Pläne? Das Rauchen aufgeben wäre auch noch ein Ziel, muss aber nicht sein. Wenn’s so bleibt, ist’s auch okay. Die letzten 20 Jahre haben alles verändert, waren ein Game-Changer. Das waren die Rahmenbedingungen, dass ich damit auch Anerkennung finde.

Mir gefällt das alles ganz gut. Der Zeitungsverkauf weniger. Das war nie meine Stärke: Das Goschertsein, das Auf-mich-aufmerksam-Machen war net so meins. Aber jetzt komme ich aus, mit meiner Mindestpension.

Schwierig ist auch meine christliche Prägung. Manchmal habe ich mit Texten im Augustin meine Probleme, weil sie sehr linkslastig sind. Da bin ich oft – in den Diskussionen – allein auf einsamer Flur. Bei uns glauben’s an irgendeine Revolution am Ende, wo dann nachher das Paradies steht –, das ist nicht immer einfach. Trotz unterschiedlicher Weltanschauung verbindet uns dennoch das Unvereinbare.

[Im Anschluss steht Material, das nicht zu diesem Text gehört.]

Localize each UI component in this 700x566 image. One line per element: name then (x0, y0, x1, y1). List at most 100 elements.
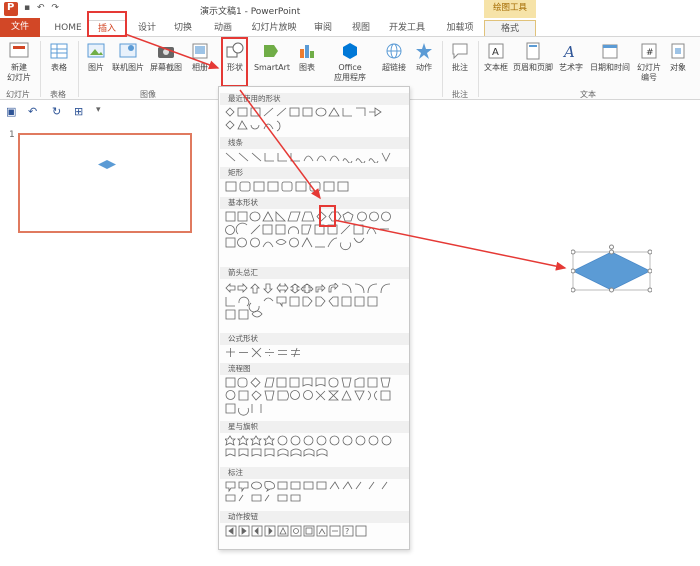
group-label-tables: 表格 (50, 90, 66, 99)
tab-design[interactable]: 设计 (132, 20, 162, 36)
camera-icon (158, 47, 174, 58)
object-icon (671, 43, 685, 59)
wordart-icon: A (562, 43, 575, 61)
picture-label: 图片 (88, 63, 104, 72)
flowchart-rows[interactable] (225, 377, 405, 417)
start-slideshow-icon[interactable]: ⊞ (74, 105, 83, 118)
lines-row[interactable] (225, 151, 405, 163)
recent-shapes-row[interactable] (225, 107, 405, 135)
callouts-rows[interactable] (225, 481, 405, 507)
category-flowchart: 流程图 (220, 363, 409, 375)
online-picture-label: 联机图片 (112, 63, 144, 72)
tab-format[interactable]: 格式 (484, 20, 536, 36)
photo-album-label: 相册 (192, 63, 208, 72)
group-label-text: 文本 (580, 90, 596, 99)
office-apps-label: Office 应用程序 (334, 63, 366, 82)
quick-access-toolbar[interactable]: ▪ ↶ ↷ (24, 3, 61, 13)
group-divider (78, 41, 79, 97)
redo-icon[interactable]: ↷ (51, 3, 61, 13)
rotate-handle-icon[interactable] (609, 244, 614, 250)
diamond-shape-annotation-box (319, 205, 336, 227)
group-label-slides: 幻灯片 (6, 90, 30, 99)
picture-icon (87, 43, 105, 58)
textbox-button[interactable]: A 文本框 (482, 41, 510, 73)
tab-animations[interactable]: 动画 (208, 20, 238, 36)
resize-handle[interactable] (647, 249, 652, 255)
action-button[interactable]: 动作 (412, 41, 436, 73)
smartart-label: SmartArt (253, 63, 291, 72)
category-recent-shapes: 最近使用的形状 (220, 93, 409, 105)
save-icon[interactable]: ▪ (24, 3, 32, 13)
tab-home[interactable]: HOME (50, 20, 86, 36)
quick-toolbar-row: ▣ ↶ ↻ ⊞ ▾ (0, 101, 210, 121)
slide-number-button[interactable]: # 幻灯片 编号 (634, 41, 664, 83)
category-action-buttons: 动作按钮 (220, 511, 409, 523)
category-basic-shapes: 基本形状 (220, 197, 409, 209)
shapes-gallery-dropdown[interactable]: 最近使用的形状 线条 矩形 基本形状 箭头总汇 公式形状 流程图 星与旗帜 标注… (218, 86, 410, 550)
resize-handle[interactable] (571, 287, 576, 293)
smartart-button[interactable]: SmartArt (252, 41, 292, 73)
category-callouts: 标注 (220, 467, 409, 479)
resize-handle[interactable] (647, 287, 652, 293)
group-label-images: 图像 (140, 90, 156, 99)
comment-label: 批注 (452, 63, 468, 72)
new-slide-label: 新建 幻灯片 (7, 63, 31, 82)
save-icon[interactable]: ▣ (6, 105, 16, 118)
selected-diamond-shape[interactable] (571, 244, 652, 294)
online-picture-button[interactable]: 联机图片 (110, 41, 146, 73)
office-apps-button[interactable]: Office 应用程序 (330, 41, 370, 83)
resize-handle[interactable] (609, 249, 614, 255)
table-button[interactable]: 表格 (46, 41, 72, 73)
table-icon (50, 43, 68, 59)
tab-review[interactable]: 审阅 (308, 20, 338, 36)
window-title: 演示文稿1 - PowerPoint (200, 7, 301, 17)
stars-banners-rows[interactable] (225, 435, 405, 463)
screenshot-button[interactable]: 屏幕截图 (148, 41, 184, 73)
hyperlink-button[interactable]: 超链接 (380, 41, 408, 73)
rectangles-row[interactable] (225, 181, 405, 193)
resize-handle[interactable] (571, 249, 576, 255)
insert-tab-annotation-box (87, 11, 127, 37)
category-block-arrows: 箭头总汇 (220, 267, 409, 279)
resize-handle[interactable] (609, 287, 614, 293)
tab-addins[interactable]: 加载项 (440, 20, 480, 36)
undo-icon[interactable]: ↶ (28, 105, 37, 118)
group-label-comments: 批注 (452, 90, 468, 99)
comment-button[interactable]: 批注 (448, 41, 472, 73)
tab-slideshow[interactable]: 幻灯片放映 (246, 20, 302, 36)
tab-view[interactable]: 视图 (346, 20, 376, 36)
datetime-button[interactable]: 日期和时间 (588, 41, 632, 73)
header-footer-icon (526, 42, 540, 60)
header-footer-button[interactable]: 页眉和页脚 (512, 41, 554, 73)
redo-icon[interactable]: ↻ (52, 105, 61, 118)
slide-number: 1 (9, 130, 15, 140)
slide-number-label: 幻灯片 编号 (637, 63, 661, 82)
block-arrows-rows[interactable] (225, 283, 405, 323)
screenshot-label: 屏幕截图 (150, 63, 182, 72)
slide-thumbnail[interactable] (18, 133, 192, 233)
tab-transitions[interactable]: 切换 (168, 20, 198, 36)
svg-text:?: ? (345, 527, 349, 536)
equation-shapes-row[interactable] (225, 347, 405, 359)
customize-dropdown-icon[interactable]: ▾ (96, 105, 101, 115)
category-stars-banners: 星与旗帜 (220, 421, 409, 433)
shapes-button-annotation-box (221, 37, 248, 87)
picture-button[interactable]: 图片 (84, 41, 108, 73)
globe-link-icon (386, 43, 402, 59)
object-button[interactable]: 对象 (666, 41, 690, 73)
online-picture-icon (119, 43, 137, 58)
basic-shapes-rows[interactable] (225, 211, 405, 251)
undo-icon[interactable]: ↶ (37, 3, 47, 13)
tab-developer[interactable]: 开发工具 (384, 20, 430, 36)
group-divider (40, 41, 41, 97)
photo-album-button[interactable]: 相册 (188, 41, 212, 73)
slide-editing-canvas[interactable] (408, 101, 700, 566)
tab-file[interactable]: 文件 (0, 18, 40, 37)
svg-text:A: A (492, 47, 499, 58)
chart-button[interactable]: 图表 (296, 41, 318, 73)
resize-handle[interactable] (647, 268, 652, 274)
resize-handle[interactable] (571, 268, 576, 274)
action-buttons-row[interactable]: ? (225, 525, 405, 537)
new-slide-button[interactable]: 新建 幻灯片 (4, 41, 34, 83)
wordart-button[interactable]: A 艺术字 (556, 41, 586, 73)
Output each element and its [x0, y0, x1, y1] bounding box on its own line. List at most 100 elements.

Abgesehen vom Gruppendynamischen war es wichtig, dass ich, nachdem ich trocken geworden bin, wieder was für meinen Körper tue. Deswegen bin ich auch immer noch tätig, sogar im Fußballteam. Bei den Turnieren bin ich immer noch mit Leib und Seele dabei, lasse aber lieber die Jüngeren auflaufen. Beim Tischtennis fällt es mir noch leichter. Der Kreis schließt sich, solange man noch über Tische und Bänke springen kann.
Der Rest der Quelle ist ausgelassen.